In [29]:
%matplotlib inline

import numpy as np
import scipy
import scipy.io
import scipy.sparse as sp
import matplotlib.pyplot as plt
import surprise
%load_ext autoreload
%autoreload 2

The autoreload extension is already loaded. To reload it, use:
  %reload_ext autoreload


### Ratings that have to be predicted (items and users specified in sample_submission file)

In [30]:
from data_helpers import read_csv_sample

INPUT_PATH = "../data/sample_submission.csv"
ids = read_csv_sample(INPUT_PATH)

## NMF

In [31]:
from surprise.model_selection import GridSearchCV
from surprise import NMF
from surprise import Dataset
from surprise import Reader

# path to dataset file
file_path = "../data/data_surprise.csv"

reader = Reader(line_format='user item rating', sep=',', skip_lines=1)

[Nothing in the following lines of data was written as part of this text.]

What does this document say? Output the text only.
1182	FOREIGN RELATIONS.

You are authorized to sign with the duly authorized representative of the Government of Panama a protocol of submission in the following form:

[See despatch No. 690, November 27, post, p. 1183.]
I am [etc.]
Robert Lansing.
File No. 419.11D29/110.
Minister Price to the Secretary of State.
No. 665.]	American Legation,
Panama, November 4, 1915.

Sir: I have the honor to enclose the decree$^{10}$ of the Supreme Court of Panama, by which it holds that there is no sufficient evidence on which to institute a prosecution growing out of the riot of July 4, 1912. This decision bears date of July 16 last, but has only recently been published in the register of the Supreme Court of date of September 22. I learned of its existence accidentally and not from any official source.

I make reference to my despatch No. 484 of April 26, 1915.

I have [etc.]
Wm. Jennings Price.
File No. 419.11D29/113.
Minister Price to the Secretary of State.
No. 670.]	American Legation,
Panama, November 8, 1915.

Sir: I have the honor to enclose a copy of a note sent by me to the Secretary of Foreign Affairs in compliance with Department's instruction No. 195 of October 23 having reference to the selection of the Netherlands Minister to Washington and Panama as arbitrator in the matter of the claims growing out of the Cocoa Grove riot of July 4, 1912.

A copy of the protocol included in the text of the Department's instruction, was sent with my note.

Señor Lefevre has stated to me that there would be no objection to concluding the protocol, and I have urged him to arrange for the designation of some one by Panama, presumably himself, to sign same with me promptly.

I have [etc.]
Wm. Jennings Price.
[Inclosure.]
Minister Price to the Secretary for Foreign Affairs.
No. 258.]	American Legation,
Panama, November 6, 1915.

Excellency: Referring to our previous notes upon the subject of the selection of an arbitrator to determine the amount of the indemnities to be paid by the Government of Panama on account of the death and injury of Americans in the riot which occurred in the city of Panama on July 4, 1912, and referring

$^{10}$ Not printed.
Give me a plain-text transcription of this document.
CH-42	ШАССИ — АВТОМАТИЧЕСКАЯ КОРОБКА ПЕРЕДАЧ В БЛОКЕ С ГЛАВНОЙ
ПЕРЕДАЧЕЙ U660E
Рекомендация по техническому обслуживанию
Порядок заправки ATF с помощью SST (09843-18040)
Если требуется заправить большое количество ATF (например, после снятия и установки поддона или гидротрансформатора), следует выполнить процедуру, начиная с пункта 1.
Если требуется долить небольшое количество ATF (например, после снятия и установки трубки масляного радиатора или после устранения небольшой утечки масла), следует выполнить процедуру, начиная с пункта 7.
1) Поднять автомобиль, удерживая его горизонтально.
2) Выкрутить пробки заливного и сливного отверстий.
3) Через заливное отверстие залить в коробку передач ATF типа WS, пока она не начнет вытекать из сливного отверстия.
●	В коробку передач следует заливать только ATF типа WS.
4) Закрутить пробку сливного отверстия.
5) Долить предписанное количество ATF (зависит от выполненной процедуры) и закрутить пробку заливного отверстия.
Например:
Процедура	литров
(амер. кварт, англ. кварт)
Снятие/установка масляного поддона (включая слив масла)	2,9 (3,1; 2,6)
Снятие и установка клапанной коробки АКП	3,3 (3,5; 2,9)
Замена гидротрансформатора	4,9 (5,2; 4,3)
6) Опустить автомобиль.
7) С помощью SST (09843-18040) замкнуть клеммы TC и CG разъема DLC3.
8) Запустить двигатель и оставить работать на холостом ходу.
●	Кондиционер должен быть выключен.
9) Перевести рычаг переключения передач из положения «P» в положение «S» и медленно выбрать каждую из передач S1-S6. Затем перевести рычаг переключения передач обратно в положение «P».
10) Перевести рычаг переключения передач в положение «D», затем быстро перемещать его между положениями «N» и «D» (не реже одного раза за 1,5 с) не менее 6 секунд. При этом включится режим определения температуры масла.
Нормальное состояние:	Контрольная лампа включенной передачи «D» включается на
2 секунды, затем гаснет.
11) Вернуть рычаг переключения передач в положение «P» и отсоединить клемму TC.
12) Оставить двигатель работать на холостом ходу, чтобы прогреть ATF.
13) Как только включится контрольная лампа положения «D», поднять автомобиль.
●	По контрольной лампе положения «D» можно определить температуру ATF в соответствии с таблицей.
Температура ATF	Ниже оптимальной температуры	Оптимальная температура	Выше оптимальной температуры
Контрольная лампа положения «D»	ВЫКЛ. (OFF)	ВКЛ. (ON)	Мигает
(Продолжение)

data = Dataset.load_from_file(file_path, reader=reader)

param_grid = {'n_epochs': [20], 'n_factors' : [20], 'random_state' : [15], 'reg_pu' : [0.5], 'reg_qi' : [0.05]}

gs = GridSearchCV(NMF, param_grid, measures=['rmse', 'mae'], cv=2)
gs.fit(data)

# best RMSE score
print(gs.best_score['rmse'])

# combination of parameters that gave the best RMSE score
print(gs.best_params['rmse'])

1.010768800126342
{'n_epochs': 20, 'n_factors': 20, 'random_state': 15, 'reg_pu': 0.5, 'reg_qi': 0.05}


In [32]:
from surprise.model_selection import train_test_split
from surprise import accuracy

trainset, testset = train_test_split(data, test_size=.10)

algo = gs.best_estimator['rmse']

# Train the algorithm on the trainset, and predict ratings for the testset
algo.fit(trainset)

<surprise.prediction_algorithms.matrix_factorization.NMF at 0x577fe248>

In [33]:
predictions = []

for i in range(len(ids[0])):
    pred = algo.predict(ids[0][i], ids[1][i])
    predictions.append(round(pred.est))
    
print(len(predictions))

1176952


In [34]:
pred = algo.test(testset)

# Then compute RMSE
accuracy.rmse(pred)

RMSE: 1.0044


1.0043827035760193

### Save output for submission

In [35]:
from data_helpers import create_csv_submission

OUTPUT_PATH = "../data/submission.csv"
create_csv_submission(ids, predictions, OUTPUT_PATH)
print("File submission.csv ready to be submitted !")

File submission.csv ready to be submitted !